The IEC 60079-14 standard in the 2013 edition [1] has greatly expanded the field of application of cable glands with sealing ring for entry into Ex-db explosion-proof enclosures. In particular, their use has been made possible for lengths exceeding 3 meters provided that the cable used meets the requirements of paragraph 9.3.2 (a) of the same standard.

This paragraph defines suitable cables as: circular and compact cables in which any padding or sheaths must be extruded with a sheath of thermoplastic, thermosetting or elastomeric material. Furthermore, any fillers must be made of non-hygroscopic material.

This modification immediately sparked fierce controversy as it linked an important aspect of explosion-proof safety to the choice of the cable.

For plant engineering and regulatory reasons, the demand for fire-fighting properties and mechanical resistance leads to the use of armored cable in many installation sites.

To understand the possible criticality of using the cable gland with sealing ring, let us start by describing the constituent parts of an armored cable:

• The conductors with their insulation: they are the carriers of the electric current.
• Filler material: This is the material that acts as a filler between the conductors and the armour.
• Shield or armour: provides mechanical or electrical resistance properties (shielding from magnetic fields).
• Sheath: the outermost part that provides the cable with both electrical insulation and mechanical protection.

When a cable gland with sealing ring is used, during the tightening phase, pressure is exerted by the sealing ring on the sheath and the filling material. The latter deforms, reacting to the compression and allowing the cable gland to seal. If the material deforms too much under the compression force of the sealing ring, gaps could be created which would affect the explosion resistance. Here the type of sheath material and especially the filling material becomes fundamental for the overall seal of the cable gland and the cable assembly.

It is important to be able to provide installers with a solution to this problem.

Especially in the offshore or naval sector, cables of the BFOU and RFOU type which comply with the NEK TS 606 standard have become established for reasons of plant engineering regulations.

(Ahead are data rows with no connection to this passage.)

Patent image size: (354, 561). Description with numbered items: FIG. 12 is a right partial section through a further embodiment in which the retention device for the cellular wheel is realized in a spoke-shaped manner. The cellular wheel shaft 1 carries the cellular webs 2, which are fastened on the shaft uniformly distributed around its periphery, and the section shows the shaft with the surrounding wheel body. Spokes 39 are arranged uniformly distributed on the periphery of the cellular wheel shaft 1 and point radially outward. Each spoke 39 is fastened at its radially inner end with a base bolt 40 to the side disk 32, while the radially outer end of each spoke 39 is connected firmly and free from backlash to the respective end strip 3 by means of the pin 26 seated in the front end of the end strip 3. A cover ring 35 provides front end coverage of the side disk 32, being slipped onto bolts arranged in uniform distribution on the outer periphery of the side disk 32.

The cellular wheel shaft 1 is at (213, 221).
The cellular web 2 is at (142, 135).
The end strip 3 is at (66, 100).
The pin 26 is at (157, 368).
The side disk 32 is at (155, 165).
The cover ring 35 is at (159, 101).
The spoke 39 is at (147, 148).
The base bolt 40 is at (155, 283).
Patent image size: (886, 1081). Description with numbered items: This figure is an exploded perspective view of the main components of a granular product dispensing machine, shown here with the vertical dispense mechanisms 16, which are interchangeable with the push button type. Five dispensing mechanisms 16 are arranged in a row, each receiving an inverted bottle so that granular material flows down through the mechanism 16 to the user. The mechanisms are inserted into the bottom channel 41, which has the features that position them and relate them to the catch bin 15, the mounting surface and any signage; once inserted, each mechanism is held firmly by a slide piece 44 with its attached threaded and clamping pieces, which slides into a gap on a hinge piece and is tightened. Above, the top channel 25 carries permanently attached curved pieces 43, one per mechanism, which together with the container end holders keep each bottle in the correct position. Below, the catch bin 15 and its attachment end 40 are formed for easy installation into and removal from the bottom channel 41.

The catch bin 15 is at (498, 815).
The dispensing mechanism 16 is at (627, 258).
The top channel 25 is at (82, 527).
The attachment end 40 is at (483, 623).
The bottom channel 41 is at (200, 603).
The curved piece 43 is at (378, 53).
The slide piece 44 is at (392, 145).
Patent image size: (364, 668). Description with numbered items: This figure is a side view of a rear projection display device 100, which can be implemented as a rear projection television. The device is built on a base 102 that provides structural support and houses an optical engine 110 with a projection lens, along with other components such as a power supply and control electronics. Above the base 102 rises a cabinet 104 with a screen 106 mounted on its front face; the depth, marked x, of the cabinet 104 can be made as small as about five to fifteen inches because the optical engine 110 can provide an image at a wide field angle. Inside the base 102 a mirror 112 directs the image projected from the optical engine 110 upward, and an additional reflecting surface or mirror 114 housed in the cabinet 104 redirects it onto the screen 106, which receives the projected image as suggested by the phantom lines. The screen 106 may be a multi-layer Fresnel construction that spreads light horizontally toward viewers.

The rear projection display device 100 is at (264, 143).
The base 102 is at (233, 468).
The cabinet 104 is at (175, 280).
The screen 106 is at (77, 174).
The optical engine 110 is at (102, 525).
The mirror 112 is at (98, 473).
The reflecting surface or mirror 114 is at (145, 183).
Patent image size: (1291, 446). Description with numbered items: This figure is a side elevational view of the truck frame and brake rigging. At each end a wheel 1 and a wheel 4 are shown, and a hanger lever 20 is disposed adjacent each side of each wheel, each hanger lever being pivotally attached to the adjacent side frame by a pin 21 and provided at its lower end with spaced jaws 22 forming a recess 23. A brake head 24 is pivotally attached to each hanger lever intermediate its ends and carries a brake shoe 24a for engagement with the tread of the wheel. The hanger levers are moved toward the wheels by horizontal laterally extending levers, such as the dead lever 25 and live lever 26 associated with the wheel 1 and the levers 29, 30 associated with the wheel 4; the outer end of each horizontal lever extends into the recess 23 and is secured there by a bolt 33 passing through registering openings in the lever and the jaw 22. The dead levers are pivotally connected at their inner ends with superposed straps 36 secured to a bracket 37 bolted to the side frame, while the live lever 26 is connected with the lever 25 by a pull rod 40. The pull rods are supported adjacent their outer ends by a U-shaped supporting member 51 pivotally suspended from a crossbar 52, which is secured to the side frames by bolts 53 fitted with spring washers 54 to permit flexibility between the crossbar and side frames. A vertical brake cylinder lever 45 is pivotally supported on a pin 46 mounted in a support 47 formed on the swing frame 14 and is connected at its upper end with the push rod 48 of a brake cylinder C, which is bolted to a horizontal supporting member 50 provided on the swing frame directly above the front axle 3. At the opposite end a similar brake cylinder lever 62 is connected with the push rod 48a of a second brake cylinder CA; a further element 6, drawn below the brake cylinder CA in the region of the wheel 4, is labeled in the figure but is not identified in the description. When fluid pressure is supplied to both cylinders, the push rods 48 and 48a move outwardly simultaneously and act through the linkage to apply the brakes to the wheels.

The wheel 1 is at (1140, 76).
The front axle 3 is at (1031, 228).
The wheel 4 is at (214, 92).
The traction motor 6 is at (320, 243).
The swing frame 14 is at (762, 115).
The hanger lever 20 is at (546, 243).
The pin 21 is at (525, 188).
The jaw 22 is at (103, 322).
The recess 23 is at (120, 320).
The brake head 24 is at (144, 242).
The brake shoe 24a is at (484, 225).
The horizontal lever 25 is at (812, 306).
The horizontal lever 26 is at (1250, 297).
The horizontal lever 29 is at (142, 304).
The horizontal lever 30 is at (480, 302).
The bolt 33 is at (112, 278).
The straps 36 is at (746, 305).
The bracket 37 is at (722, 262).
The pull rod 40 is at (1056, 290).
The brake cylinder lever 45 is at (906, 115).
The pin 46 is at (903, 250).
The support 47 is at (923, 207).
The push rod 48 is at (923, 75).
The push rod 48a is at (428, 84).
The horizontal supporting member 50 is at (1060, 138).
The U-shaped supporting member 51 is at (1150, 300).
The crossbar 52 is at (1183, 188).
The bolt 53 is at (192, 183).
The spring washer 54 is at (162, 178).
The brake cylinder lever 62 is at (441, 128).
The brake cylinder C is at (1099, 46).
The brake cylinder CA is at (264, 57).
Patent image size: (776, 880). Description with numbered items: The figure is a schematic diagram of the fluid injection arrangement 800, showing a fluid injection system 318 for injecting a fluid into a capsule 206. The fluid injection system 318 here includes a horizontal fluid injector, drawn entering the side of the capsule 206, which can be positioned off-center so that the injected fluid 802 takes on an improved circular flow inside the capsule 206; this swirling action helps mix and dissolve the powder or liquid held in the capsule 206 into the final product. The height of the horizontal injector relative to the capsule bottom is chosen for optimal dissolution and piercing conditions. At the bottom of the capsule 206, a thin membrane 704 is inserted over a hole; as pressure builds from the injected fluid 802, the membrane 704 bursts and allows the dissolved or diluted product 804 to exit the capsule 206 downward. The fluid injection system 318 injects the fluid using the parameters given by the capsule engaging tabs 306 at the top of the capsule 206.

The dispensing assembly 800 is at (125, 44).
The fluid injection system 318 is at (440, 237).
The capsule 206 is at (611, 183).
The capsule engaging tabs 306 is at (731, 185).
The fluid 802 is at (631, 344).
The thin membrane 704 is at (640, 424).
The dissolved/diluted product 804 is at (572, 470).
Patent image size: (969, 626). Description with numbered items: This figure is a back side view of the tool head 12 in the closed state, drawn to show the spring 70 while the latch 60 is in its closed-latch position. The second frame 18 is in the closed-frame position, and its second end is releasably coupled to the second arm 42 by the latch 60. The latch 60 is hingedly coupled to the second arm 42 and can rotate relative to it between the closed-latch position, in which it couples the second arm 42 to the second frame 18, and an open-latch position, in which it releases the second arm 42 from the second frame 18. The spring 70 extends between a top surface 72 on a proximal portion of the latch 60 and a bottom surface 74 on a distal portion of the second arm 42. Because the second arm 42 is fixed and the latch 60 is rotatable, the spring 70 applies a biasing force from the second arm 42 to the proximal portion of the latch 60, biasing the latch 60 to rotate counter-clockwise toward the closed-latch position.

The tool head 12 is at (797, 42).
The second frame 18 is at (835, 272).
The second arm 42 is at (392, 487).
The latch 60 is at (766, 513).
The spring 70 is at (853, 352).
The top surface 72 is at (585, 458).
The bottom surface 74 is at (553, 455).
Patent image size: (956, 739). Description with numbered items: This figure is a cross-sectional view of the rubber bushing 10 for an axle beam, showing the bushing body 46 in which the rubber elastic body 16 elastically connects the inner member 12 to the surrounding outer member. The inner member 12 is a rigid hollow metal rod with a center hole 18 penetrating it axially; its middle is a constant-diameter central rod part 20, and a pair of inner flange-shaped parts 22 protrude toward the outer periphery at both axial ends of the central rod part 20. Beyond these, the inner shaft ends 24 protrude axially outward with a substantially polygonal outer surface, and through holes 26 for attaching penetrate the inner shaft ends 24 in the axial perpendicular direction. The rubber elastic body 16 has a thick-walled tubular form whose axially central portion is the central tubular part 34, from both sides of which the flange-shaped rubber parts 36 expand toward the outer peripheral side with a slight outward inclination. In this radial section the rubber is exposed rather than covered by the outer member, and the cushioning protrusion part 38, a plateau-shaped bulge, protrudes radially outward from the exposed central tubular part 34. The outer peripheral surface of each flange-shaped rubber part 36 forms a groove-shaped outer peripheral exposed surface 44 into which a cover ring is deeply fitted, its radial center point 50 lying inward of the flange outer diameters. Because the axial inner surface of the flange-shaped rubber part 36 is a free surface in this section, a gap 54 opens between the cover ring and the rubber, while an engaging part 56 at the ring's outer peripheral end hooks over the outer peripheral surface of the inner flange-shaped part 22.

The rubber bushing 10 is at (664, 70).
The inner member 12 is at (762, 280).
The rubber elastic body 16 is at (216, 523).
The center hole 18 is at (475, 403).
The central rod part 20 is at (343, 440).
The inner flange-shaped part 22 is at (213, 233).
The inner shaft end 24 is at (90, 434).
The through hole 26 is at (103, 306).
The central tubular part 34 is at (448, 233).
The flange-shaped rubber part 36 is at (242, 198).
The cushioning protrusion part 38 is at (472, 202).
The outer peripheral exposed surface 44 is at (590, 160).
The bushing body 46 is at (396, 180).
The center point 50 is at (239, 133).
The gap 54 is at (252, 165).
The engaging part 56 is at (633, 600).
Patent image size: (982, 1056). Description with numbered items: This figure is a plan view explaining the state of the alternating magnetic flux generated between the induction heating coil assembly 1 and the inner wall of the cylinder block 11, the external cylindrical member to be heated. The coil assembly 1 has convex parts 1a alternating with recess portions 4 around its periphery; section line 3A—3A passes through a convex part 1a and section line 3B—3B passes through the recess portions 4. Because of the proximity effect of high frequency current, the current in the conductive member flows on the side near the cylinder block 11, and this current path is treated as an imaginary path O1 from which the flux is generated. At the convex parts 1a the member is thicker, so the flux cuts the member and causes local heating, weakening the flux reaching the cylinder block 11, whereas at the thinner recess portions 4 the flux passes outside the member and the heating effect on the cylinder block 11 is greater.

These armored cables [3] have an internal filler made of halogen-free, low-smoke, and flame-retardant thermoplastic material, which can cause the cold flow problem.

To use these and other cables having the same problem, it is now possible to use the new Cortem NEVCF series cable glands, available with ISO cylindrical threads and standard NPT conical threads.

With the 'Ex db eb tb' protection method, they can be used for entry into explosion-proof, increased safety and dust-protected enclosures following the dictates given by the IEC/EN 60079-14 standard. They guarantee an IP 66/68 protection degree via flat gasket, in cylindrical threads or via sealant in conical threads.

Reference standards and bibliography

[1] year 2014 for the European version EN 60079-14.

[2] “high” here indicates temperatures greater than the maximum temperature of the material's use range. Creep is a more general phenomenon than cold flow which also affects metals and non-polymeric materials.

[3] for example with copper wire braid type armor, braided armor made of tinned copper wire.